Парк смотрел на девчонок. Одна подняла с земли камень.
— Мне нет. Я просто больше не хочу этим заниматься.
Бини поймал шнур, свисавший сбоку на рюкзаке, и привязал сумку к велосипедной раме.
— Спасибо. Наверняка там найдется что-нибудь такое, чтобы меня выпустили за забор у Санта-Моники.
Вторая девчонка подобрала палку.
Парк переминался с ноги на ногу.
— Оттуда?
Бини почесал затылок.
— Я слышал, разбили лагерь на Биг-Сюре. Мне всегда там нравилось.
Парк закрыл багажник.
— Да, там здорово. Далеко ехать.
Бини показал на дым и пожары, прожекторы в небе:
— Какая разница, куда ехать.
Парк шагнул от машины.
— Возвращайся, когда утрясется. Я все сделаю, чтобы тебя отмазать.
Бини покачал головой:
— «Когда утрясется». Интересный ты парень, Парк.

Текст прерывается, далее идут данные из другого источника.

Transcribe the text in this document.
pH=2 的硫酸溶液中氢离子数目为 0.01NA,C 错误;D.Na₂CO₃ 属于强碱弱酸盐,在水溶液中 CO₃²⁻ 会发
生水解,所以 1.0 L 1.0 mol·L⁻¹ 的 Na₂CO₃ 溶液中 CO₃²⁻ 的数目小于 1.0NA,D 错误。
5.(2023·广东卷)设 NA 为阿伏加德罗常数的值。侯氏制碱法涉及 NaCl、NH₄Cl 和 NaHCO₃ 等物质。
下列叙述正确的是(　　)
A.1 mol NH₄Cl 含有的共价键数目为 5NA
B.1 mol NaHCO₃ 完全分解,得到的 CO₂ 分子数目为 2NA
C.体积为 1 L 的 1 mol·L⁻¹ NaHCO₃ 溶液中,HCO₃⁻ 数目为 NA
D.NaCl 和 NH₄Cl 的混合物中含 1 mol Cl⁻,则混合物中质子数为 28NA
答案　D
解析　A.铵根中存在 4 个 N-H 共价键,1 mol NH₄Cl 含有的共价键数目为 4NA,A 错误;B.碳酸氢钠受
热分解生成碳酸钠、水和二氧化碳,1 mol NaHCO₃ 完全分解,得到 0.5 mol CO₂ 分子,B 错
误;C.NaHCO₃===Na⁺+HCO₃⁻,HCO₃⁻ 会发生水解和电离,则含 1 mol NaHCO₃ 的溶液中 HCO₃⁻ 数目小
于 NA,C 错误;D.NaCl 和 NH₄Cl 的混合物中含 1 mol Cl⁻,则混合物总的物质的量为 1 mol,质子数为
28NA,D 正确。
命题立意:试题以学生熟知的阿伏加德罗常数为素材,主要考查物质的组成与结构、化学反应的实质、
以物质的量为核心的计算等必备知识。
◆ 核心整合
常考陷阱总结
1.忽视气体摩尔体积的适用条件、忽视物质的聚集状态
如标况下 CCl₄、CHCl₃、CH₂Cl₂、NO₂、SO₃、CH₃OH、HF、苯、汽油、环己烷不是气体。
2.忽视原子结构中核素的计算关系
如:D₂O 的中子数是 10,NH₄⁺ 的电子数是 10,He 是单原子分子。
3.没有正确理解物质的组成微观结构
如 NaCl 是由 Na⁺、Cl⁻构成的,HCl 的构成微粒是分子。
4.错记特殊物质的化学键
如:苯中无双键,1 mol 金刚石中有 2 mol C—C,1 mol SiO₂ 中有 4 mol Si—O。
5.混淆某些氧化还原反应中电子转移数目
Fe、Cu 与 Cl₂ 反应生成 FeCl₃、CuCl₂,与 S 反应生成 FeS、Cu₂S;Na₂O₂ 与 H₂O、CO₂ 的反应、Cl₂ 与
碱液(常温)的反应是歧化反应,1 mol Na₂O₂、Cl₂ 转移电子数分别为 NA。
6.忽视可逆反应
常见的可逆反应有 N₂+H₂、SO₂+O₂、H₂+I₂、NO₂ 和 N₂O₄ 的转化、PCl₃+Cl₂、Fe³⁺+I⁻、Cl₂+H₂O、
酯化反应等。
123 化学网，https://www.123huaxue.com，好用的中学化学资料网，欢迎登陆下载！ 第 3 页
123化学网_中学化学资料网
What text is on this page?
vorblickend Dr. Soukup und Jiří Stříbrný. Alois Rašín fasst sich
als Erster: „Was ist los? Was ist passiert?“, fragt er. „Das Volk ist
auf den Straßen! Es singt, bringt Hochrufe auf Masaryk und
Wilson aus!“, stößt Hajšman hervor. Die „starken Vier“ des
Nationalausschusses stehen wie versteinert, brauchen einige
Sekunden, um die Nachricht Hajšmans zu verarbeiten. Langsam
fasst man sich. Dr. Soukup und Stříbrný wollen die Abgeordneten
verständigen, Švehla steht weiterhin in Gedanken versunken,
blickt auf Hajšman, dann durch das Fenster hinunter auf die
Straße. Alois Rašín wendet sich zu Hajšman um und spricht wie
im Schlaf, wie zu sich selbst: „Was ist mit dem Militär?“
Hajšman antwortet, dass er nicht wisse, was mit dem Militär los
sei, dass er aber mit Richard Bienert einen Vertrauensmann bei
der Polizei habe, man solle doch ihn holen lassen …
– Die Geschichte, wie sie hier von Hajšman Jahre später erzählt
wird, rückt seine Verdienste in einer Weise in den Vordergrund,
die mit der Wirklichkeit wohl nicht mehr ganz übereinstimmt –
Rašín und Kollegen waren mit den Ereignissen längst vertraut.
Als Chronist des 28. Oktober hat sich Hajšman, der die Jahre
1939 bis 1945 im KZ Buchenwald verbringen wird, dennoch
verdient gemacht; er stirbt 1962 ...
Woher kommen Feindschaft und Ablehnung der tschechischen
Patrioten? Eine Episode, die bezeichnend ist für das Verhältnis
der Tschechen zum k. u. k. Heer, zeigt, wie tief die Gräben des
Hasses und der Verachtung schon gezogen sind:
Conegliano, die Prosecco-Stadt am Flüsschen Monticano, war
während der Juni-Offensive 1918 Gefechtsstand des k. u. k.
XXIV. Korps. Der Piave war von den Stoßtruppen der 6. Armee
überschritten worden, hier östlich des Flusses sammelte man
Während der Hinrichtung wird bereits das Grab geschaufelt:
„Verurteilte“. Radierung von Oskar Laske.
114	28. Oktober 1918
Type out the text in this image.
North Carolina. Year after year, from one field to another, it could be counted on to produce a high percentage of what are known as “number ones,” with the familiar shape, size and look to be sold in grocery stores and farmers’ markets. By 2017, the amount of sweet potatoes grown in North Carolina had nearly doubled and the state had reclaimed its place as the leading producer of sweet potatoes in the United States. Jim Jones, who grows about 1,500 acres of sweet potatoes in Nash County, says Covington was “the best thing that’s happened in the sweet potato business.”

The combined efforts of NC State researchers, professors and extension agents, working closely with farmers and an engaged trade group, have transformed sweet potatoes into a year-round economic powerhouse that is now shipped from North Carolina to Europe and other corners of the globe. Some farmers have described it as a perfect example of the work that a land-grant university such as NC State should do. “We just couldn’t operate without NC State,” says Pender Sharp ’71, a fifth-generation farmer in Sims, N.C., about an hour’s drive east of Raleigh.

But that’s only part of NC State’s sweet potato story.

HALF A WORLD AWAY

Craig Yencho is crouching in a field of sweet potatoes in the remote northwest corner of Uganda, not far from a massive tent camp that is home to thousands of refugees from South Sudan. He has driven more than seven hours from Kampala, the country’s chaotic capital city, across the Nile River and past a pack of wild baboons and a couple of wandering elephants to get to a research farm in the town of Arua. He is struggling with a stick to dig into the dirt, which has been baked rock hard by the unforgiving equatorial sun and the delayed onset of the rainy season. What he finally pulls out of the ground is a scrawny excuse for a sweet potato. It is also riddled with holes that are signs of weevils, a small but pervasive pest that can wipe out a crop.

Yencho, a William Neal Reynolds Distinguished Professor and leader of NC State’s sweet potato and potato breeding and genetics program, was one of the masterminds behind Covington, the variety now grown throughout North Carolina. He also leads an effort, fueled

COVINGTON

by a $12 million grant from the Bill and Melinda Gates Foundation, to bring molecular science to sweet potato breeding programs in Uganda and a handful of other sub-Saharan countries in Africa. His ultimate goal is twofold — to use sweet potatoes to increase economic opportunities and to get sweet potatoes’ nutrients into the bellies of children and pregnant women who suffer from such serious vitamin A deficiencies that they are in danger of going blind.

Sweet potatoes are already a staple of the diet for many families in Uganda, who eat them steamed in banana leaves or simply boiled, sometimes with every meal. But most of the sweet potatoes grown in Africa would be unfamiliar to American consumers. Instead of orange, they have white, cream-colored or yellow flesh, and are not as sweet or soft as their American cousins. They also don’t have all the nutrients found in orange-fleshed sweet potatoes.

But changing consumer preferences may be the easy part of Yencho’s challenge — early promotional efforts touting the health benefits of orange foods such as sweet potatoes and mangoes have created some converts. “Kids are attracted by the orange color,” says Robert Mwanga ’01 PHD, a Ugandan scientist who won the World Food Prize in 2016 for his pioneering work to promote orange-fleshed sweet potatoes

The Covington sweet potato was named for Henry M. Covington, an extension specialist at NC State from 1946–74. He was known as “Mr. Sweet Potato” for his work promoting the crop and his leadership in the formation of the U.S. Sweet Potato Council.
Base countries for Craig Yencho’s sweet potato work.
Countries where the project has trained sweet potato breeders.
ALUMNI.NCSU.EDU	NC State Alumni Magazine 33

— Нет. Ничего интересного.
Бини пожал плечами, привстал на педалях.
— Заботься о семье.
Парк поднял руку.
— Счастливого пути.
Он не смотрел, как Бини уезжает, вместо этого он повернулся к назревающей драке, вклинился, развел девчонок, остановил их, прежде чем они зашли слишком далеко.
Я вспоминал Техас.
Это странно, потому что я бог знает сколько лет старался не вспоминать Техас. И тем не менее вот он, как будто стоит передо мной бесконечной бурой равниной. Поросшая кустарником маленькая Одесса. Возвращение в юность.
А конкретно перед моими глазами возникла школа. Последний месяц последнего года, мое восемнадцатилетие, как я пошел на призывной пункт вместе с отцом и подписал документы, отсалютовал офицеру по вопросам вербовки, как меня учили, развернулся кругом и отдал честь отцу и не отпускал руку, пока он не отдал мне честь в ответ. Как я был счастлив тогда.